The Student Edition labels Standards of Mathematical Practices with “MP Construct Arguments,” however, these activities do not always require students to construct arguments or analyze arguments of others. In the Student Edition “Construct Arguments” was labeled once for students and “Build Arguments” was labeled once for students.  Examples of missed opportunities include the following:

• Chapter 4, Lesson 2, Exploration 1, Construct Arguments is identified in the Math Practice blue box with the following question, “Do your answers to parts (b) and (c) change when you draw △DEF in a different location in part (a)? Explain.” 
• Chapter 7, Lesson 1, Exploration 2, Construct Arguments is identified in the Math Practice blue box with the following question, “How does the graph help you determine whether the statement is true?” 

Chapter 8, Lesson 1, Exploration 1, Build Arguments is identified in the Math Practice blue box with the following questions: “When is the value of (-3)n positive? Negative?”

The instructional materials reviewed for Big Ideas Math: Modeling Real Life Grade 8 partially meet expectations that the instructional materials assist teachers in engaging students to construct viable arguments and analyze the arguments of others concerning key grade-level mathematics. 
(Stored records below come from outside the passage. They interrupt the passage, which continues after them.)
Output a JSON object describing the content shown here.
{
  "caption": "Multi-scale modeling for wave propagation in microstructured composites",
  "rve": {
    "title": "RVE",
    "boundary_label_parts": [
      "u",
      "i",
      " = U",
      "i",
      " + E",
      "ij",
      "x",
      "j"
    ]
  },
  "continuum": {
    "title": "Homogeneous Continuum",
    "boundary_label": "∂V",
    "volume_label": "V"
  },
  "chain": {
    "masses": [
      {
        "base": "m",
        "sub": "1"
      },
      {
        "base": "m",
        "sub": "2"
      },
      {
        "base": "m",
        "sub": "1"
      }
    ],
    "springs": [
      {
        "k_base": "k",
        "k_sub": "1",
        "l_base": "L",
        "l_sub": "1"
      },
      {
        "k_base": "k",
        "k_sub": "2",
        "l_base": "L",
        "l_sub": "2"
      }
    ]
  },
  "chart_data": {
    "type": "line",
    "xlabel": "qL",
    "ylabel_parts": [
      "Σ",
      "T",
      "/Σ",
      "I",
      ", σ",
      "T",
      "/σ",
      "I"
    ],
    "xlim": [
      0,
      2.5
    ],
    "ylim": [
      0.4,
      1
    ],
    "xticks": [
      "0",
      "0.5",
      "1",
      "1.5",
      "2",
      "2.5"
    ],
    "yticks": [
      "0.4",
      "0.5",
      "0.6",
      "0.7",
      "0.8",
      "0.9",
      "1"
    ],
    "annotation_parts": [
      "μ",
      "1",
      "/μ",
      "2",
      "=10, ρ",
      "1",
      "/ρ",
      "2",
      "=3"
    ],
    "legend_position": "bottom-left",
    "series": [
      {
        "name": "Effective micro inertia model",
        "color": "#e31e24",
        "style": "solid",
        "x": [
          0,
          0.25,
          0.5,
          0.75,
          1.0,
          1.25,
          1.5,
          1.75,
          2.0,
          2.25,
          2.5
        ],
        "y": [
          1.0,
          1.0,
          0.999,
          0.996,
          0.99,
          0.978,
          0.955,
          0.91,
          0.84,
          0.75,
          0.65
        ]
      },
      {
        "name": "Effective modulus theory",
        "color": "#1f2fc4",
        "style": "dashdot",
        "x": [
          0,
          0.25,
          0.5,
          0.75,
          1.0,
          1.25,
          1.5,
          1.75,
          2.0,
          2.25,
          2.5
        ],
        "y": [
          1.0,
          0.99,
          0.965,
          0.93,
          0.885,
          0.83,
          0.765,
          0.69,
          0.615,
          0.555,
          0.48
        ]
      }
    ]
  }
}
There are some missed opportunities where the materials could assist teachers in engaging students in both constructing viable arguments and analyzing the arguments of others. For example:

• In Chapter 2, Lesson 5, Example 2 students are shown how to dilate a figure and identify it. Laurie’s Notes identifies MP3, prompting teachers to ask, “How do you think the perimeters of the two triangles compare? Explain.” “How do you think the areas of the two triangles compare? Explain.” Neither of these questions allow students to construct viable arguments or critique the reasoning of others because the work and explanations are given to the students. 
• In Chapter 4, Chapter Exploration, Laurie’s notes, identifies MP3 and prompts teachers to “listen to and discuss students' responses to the generalizations in parts (e) and (g)”. 
• Chapter 8, Lesson 7, Example 2, students multiply using scientific notation. Laurie’s Notes identifies MP3 and  prompts teachers to “Make sure that students realize that the Commutative and Associative Properties allow this to happen. The Product of Powers Property is used to multiply the powers of 10.”